I now know that there are no actual "vegan police" out there to lock up the bad vegans, because they would have stormed my house the other night for sure. I was in the middle of a long, emotional phone call to a friend of mine who is vegetarian. I had called her rather than settling for a more economical instant messenger conversation because she was very upset. She'd had one of those awful moments where cruelty to animals (in this case, the horrors of the fur industry) hit her emotionally, rather than occurring to her as an abstract bad thing. In the course of our conversation, she mentioned that she eats fish.
It wasn't what I wanted to hear. The time didn't seem right to criticize her, though...and then it hit me: the time is never right to discourage someone from taking steps towards compassion! I knew how hard she had struggled to make this level of vegetarianism work for her, how much soul searching, research, and arguments with her family she had been through. Was I supposed to strip her of her title? I really don't care.
I think that perfectionism, when it comes to veg*nism, is something that is very easy to demand of other people. It can feel like a right and duty to do so, and if I apply certain standards to veganism, it's easy for me to think that other people should, too. Unfortunately, I'm coming to believe that that kind of logic cripples the movement.

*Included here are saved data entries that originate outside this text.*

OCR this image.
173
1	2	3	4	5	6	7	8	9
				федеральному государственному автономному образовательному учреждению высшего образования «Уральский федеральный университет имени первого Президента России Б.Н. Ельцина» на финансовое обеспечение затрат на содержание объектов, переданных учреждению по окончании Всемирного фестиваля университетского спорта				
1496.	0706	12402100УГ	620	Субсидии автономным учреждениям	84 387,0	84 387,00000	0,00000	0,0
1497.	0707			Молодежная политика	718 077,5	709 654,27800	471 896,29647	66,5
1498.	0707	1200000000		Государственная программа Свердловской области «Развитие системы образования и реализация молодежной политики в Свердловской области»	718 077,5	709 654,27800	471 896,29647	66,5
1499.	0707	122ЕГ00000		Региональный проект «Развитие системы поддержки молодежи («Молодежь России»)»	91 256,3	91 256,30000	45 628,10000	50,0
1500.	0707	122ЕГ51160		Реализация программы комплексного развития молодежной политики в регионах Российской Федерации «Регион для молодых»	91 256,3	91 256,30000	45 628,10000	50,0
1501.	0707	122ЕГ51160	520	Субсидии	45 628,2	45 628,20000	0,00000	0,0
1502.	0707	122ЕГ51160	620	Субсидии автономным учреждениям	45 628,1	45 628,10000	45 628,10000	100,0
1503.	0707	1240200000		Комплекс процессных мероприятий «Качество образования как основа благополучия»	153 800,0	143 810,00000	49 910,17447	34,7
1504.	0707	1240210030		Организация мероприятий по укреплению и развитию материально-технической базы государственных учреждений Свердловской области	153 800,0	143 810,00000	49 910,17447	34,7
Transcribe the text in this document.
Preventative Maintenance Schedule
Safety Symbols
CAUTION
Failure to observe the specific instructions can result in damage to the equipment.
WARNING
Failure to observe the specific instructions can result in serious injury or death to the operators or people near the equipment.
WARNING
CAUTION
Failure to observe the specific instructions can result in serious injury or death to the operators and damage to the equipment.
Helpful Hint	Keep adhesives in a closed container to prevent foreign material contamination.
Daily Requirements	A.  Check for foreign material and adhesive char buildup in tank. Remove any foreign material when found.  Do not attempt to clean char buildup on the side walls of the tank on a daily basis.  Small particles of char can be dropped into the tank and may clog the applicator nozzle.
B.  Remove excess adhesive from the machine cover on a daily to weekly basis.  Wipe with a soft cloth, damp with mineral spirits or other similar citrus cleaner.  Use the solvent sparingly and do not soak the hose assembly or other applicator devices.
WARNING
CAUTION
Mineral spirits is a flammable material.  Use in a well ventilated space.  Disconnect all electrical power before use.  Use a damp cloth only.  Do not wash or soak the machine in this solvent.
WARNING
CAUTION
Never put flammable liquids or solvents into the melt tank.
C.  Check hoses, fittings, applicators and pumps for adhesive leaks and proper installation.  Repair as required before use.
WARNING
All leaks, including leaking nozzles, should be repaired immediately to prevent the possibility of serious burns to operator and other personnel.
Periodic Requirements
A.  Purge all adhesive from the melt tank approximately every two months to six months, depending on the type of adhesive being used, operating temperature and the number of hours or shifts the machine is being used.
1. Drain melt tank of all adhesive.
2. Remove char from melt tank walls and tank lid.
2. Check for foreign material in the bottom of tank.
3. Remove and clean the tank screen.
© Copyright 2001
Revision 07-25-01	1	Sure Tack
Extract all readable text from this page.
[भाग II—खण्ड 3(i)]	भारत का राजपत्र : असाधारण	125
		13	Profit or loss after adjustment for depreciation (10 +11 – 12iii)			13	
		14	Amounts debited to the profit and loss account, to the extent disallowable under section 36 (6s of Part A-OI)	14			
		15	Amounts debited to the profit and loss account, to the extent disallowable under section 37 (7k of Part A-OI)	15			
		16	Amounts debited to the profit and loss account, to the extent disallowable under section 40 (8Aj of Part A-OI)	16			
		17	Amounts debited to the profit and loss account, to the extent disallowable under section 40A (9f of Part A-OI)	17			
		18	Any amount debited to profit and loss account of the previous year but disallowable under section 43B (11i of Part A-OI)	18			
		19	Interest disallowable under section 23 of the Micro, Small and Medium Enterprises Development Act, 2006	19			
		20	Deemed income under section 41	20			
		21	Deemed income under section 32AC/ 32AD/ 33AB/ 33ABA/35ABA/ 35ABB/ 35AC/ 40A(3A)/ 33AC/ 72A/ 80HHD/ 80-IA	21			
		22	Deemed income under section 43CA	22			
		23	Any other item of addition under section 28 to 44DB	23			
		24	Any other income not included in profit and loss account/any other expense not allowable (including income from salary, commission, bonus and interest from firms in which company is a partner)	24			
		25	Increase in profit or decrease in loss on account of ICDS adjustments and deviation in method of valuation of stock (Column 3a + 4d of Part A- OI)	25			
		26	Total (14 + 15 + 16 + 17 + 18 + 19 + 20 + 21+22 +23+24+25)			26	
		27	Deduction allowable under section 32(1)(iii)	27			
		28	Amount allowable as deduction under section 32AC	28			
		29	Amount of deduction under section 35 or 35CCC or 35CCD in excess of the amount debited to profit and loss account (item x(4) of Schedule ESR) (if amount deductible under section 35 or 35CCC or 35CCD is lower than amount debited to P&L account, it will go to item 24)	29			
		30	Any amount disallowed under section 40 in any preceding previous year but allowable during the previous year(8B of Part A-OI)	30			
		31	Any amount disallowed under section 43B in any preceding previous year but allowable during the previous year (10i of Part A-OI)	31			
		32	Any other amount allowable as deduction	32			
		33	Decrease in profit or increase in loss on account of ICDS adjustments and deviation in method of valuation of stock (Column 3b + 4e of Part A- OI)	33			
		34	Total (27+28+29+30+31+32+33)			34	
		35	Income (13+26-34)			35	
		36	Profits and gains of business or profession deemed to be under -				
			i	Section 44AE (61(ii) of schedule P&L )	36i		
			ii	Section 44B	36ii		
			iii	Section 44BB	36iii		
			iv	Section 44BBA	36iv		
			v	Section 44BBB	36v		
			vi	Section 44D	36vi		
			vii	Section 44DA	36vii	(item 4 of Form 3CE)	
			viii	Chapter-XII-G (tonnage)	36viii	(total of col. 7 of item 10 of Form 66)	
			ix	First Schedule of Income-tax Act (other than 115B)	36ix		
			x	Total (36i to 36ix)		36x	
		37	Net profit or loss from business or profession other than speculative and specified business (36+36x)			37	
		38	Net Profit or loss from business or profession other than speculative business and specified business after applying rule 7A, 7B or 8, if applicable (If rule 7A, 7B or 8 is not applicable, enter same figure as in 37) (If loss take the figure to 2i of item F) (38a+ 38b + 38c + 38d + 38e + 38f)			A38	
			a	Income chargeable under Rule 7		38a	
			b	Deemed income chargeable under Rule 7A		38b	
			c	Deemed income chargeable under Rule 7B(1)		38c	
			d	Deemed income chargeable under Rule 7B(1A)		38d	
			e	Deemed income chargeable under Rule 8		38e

On an episode of the Simpsons last season, a character declared, "I'm a level 5 vegan. I don't eat anything that casts a shadow." I still think it's a funny quote, but it also tells of a disturbing mentality. Veganism is often seen by omnivores (and some vegetarians) as a movement of martyrdom and denial. The worst part is, I think a lot of vegans see it that way, too. Worse still is that they don't last as vegans. Why would they? Who would want to live a life where you have to give up all kinds of things you enjoy and untold convenience when you aren't even doing it right? The guilt and frustration that people suffer when they feel like they are working toward an unachievable goal (or a goal that only the truly righteous can achieve) is a horrible feeling, and it does no good for anyone. I don't think that choosing not to label oneself as vegan is the right answer. If one doesn't have the label for a guideline, then it's really easy to slide back into one's old habits. I would also have a hard time feeling a sense of pride and community without the label "vegan." People will always, always, disagree about how vegan one has to be to count. I think it's a bogus, time wasting argument (full disclosure: it's also one I've frequently participated in). If people hold on to the reasons they became vegan in the first place, and try their hardest to achieve harmlessness, then they will have done more good for the animals, the environment, and their own health and well-being than perfectionism can ever accomplish.